The "hacky" part is that it's wasting cycles by checking an if statement on every update or a block. The more block objects he has in his level the more wasteful his code becomes. This situation in itself isn't the worse but if he does things like this all over the place it could add up. The better approach would be to have an OnCollisionEnter() for Mario which gets called once and only once per collision. Then inside this event create the mushroom. It's more efficient.

I must have misread the OP. Yes, you want a collision event handler, but even inside of it you need to check if the mushroom has already been created because Mario can collide with the same block more than once.

By the way, I think I've seen this game before. smile.png


but even inside of it you need to check if the mushroom has already been created because Mario can collide with the same block more than once.

Correct, you'd want to check the block active state (or whatever) but that would be 1 check for 1 block for 1 cycle inside the collision enter event as opposed to what he currently has which is a check every cycle for every block in his level. The differences in terms of efficiency are huge. The differences in actual real-world game speed aren't even noticeable in this case most likely.

You're sort of missing the problem he was having with the code he used (besides the general question he asked about hacks). Since collide() for Mario is getting called every cycle the collision happens, the block results keep happening. In your example you'd get all your coins on the first hit because it would call HeadSmashed() hundreds of times while the collision is happening. So you'd be stuck implementing something like he did because Mario has the collision() function, which is a little "hacky".

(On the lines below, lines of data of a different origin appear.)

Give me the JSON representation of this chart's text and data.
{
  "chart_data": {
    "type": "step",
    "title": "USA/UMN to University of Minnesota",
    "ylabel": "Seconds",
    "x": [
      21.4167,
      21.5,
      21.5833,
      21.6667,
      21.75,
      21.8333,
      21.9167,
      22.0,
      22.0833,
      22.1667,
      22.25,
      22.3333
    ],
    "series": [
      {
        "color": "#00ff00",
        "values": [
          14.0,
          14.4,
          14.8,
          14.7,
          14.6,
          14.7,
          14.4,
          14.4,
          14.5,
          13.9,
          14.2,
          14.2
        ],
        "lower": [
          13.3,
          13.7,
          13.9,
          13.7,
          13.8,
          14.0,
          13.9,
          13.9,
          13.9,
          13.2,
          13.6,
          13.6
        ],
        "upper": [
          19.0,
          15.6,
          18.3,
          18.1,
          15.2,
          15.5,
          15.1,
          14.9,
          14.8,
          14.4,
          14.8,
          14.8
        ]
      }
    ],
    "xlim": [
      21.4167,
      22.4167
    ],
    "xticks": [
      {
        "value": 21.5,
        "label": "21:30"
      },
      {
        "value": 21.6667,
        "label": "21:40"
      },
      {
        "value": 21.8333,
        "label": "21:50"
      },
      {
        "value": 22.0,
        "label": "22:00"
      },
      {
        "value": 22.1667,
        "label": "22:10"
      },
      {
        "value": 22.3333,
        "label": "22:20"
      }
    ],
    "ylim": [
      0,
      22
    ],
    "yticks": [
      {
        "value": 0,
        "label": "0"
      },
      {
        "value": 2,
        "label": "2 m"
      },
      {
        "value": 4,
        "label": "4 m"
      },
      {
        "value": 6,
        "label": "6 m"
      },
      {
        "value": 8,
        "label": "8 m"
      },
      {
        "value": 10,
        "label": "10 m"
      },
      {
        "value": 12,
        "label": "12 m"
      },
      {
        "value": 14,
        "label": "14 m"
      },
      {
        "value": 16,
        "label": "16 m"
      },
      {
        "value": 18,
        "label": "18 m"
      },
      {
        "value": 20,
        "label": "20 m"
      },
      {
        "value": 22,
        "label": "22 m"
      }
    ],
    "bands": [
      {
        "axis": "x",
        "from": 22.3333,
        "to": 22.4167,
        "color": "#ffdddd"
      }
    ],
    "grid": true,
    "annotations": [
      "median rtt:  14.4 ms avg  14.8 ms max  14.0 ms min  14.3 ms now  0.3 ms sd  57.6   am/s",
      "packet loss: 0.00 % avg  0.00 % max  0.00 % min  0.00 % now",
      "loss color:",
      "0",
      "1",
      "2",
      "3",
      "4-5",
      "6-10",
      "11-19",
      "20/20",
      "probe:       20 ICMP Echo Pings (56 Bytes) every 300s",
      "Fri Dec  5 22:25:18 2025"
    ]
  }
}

My Mario::collide function would be more appropriate as OnCollideStart, which tends to be the more common collision notification callback types in physics engines Unity(PhysX) and others. OnCollideStart, OnCollideEnd, OnCollide are probably more widely understood physics callbacks within which to generate this type of events. In my example an OnCollideStart, would call an OnCollideStart on mario where the contact can be interpreted and then called out to the relevant object with the relevant action based on additional internal state of Mario. Each of these three functions might call back into the game objects to implement different game mechanics. These 3 callbacks are ultimately what much of the gameplay and interaction between game elements are built on.

Still, the suggestion is to take the low level state, such as the collision details here, and interpret that into higher level function callbacks that represent the different mechanics of the game, and build the game on top of that level of logic. I think ultimately his code is only hacky to the extent that it doesn't utilize a similar sort of OnCollideStart/OnCollideEnd in order to drive his logic, rather than a callback that by its name, is assumed to be called constantly, and instead tries to implement that sort of tracking manually.


My Mario::collide function would be more appropriate as OnCollideStart, which tends to be the more common collision notification callback types in physics engines Unity(PhysX) and others.

I agree, but that's where the difference his. His collision callback isn't like that. It's calling for every frame it collides. No clue what he's using for his physics. I'm guessing it's his own code.